Unprecedented levels of student debt, high credit card debt and a dismal job outlook have presented some young couples with financial challenges their parents and grandparents didn't have to face. These days, more psychologists are stepping in to help couples tackle their financial burdens. Money stresses are nothing new for couples just starting out, but trying to resolve them in therapy is.
"There is a much greater awareness now among general psychologists that this is a very important issue to explore," says Philadelphia psychologist Maggie Baker, PhD, also an expert in financial issues.
To respond to the growing need for psychologists to talk to their clients about money management, Atlanta financial psychologist Mary Gresham, PhD, is spearheading an effort to launch an APA division of financial psychology. She's circulating a petition supporting its creation, and financial planners welcome her efforts.
"A trained, educated psychologist is a necessary component in certain financial planning relationships," says Paul Auslander, president of the Financial Planning Association.
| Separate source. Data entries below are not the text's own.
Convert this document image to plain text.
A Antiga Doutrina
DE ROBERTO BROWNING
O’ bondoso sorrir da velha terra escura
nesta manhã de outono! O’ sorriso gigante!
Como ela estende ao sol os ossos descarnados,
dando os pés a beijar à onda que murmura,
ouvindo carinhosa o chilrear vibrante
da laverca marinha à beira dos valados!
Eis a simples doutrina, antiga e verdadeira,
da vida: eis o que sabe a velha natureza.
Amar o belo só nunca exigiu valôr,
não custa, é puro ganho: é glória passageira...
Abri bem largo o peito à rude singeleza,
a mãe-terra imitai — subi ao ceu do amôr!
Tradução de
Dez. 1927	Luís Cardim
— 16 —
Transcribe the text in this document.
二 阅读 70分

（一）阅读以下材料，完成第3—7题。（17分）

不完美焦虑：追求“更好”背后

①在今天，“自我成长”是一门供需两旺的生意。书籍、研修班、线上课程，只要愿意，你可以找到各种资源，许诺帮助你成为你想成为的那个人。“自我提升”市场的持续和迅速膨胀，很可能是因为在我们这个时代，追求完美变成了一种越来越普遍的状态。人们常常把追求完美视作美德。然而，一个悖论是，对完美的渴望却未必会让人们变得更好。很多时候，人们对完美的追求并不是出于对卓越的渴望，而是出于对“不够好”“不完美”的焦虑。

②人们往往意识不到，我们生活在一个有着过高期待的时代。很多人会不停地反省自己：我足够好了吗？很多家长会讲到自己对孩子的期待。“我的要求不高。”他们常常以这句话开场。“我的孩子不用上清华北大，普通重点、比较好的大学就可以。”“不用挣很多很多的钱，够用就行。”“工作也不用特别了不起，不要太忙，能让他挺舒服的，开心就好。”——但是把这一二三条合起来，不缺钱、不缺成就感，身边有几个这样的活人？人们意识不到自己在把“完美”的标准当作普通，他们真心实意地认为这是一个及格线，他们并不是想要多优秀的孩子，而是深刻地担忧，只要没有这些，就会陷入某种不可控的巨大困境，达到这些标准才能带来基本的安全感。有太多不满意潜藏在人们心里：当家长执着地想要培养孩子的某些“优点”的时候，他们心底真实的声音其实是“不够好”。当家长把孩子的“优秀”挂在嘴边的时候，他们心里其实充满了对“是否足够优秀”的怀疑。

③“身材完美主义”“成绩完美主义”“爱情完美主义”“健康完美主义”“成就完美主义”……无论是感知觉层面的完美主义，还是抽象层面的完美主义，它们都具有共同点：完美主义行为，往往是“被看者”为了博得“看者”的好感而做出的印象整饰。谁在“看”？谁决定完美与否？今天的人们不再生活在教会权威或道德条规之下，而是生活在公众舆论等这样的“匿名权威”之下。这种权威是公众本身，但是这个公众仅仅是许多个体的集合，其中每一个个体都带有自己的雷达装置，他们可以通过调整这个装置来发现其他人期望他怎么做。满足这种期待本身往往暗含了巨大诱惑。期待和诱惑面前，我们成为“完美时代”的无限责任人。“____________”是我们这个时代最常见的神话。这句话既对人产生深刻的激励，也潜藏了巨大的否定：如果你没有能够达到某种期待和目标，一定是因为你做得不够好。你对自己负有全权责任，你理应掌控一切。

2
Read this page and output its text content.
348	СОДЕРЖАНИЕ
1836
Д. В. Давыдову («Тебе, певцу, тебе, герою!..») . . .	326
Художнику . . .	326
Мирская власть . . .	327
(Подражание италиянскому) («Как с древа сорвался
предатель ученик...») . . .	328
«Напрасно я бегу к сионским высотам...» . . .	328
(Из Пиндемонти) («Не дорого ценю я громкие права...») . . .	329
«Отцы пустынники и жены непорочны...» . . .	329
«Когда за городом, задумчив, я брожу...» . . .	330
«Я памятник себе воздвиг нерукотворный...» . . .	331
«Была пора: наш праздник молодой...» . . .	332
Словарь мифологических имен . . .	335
Some couples can benefit from behavior modification techniques to curb runaway spending or make spending compromises, he says. "But I suspect that there aren't enough financially trained psychologists to help couples coping with recession repercussions."
Combining households, combining money
A common scenario that brings on financial turmoil for newlyweds is that although they may have lived together before marriage, they failed to discuss their financial union before they said "I do," says Gresham. "They had operated under the roommate plan, where each one pays half of the expenses or one pays one set of bills and the other pays another set," she explains. But as they settled into married life, neither spouse knew what was going on with their partners' money. "Then they can't figure out how to collaborate, how to mix the money together."
Gresham looks at four issues with every couple: "math," values, emotions and process. To begin helping couples work through these issues, Gresham asks the couple to take an objective look at how they spend their money, using tracking software so they can see how their income is distributed among rent or a mortgage and other commitments. Baker takes a similar approach in beginning her work with couples. "It's important to get facts into the room," she says.
Seeing how much cash disappears in a $4 latte or a meal out can be a sobering experience. "The emotions start to come in all through this process," says Gresham. That's when she probes more deeply, asking couples about how their perceptions of money growing up affects them as adults. For example, children of cash-careful families may hoard their money as adults, while free-spending families may have kids who later on can't hang on to a paycheck. The reverse can happen, too.
"If a spender marries a hoarder, over time there's bound to be conflict," says Baker. "The spender loves the immediate gratification of spending, but for a hoarder it's almost painful to spend money."
A generational change
In Hawaii, Klontz is conducting research to understand couples and their finances, surveying 422 adults ages 18 to 80, with varying levels of income, education and net worth. His research, published last year in the Journal of the Financial Therapy Association, shows that younger adults are more likely than their parents or grandparents to have potentially damaging "money scripts"—subconscious beliefs that drive their financial behaviors. He found that adults 30 years old and younger were most likely to be "money avoiders" who become anxious, fearful or even disgusted when the conversation turns to money. Younger adults also were more likely to equate net worth with self-worth and to believe that the more money they have, the happier they will be.
These beliefs, Klontz says, are linked with lower income and net worth. People with these views may set themselves up for financial failure by simply ignoring money issues, giving assets away, gambling excessively or compulsively buying things they want but can't afford. "Very often in my work with couples, conflicts over money are really the result of conflicting money scripts," he says.
He uses a psychodynamic approach to examine clients' experiences with money in childhood. Living with a workaholic parent who pursued an ever-bigger paycheck but never was at home or being in a family that neglected life's necessities because parents hoarded cash could trigger present-day money troubles. "The more emotional the experience, the more rigidly these beliefs become locked in place," Klontz says.
Healing begins, he says, when a couple can open up to each other and be empathetic. "They may have very different attitudes about money, but if they can hear each other and respect each other, then they can come to a compromise" about sound money management.
"They become a money team instead of money adversaries," Gresham adds.
Rebecca Voelker is a writer in Chicago.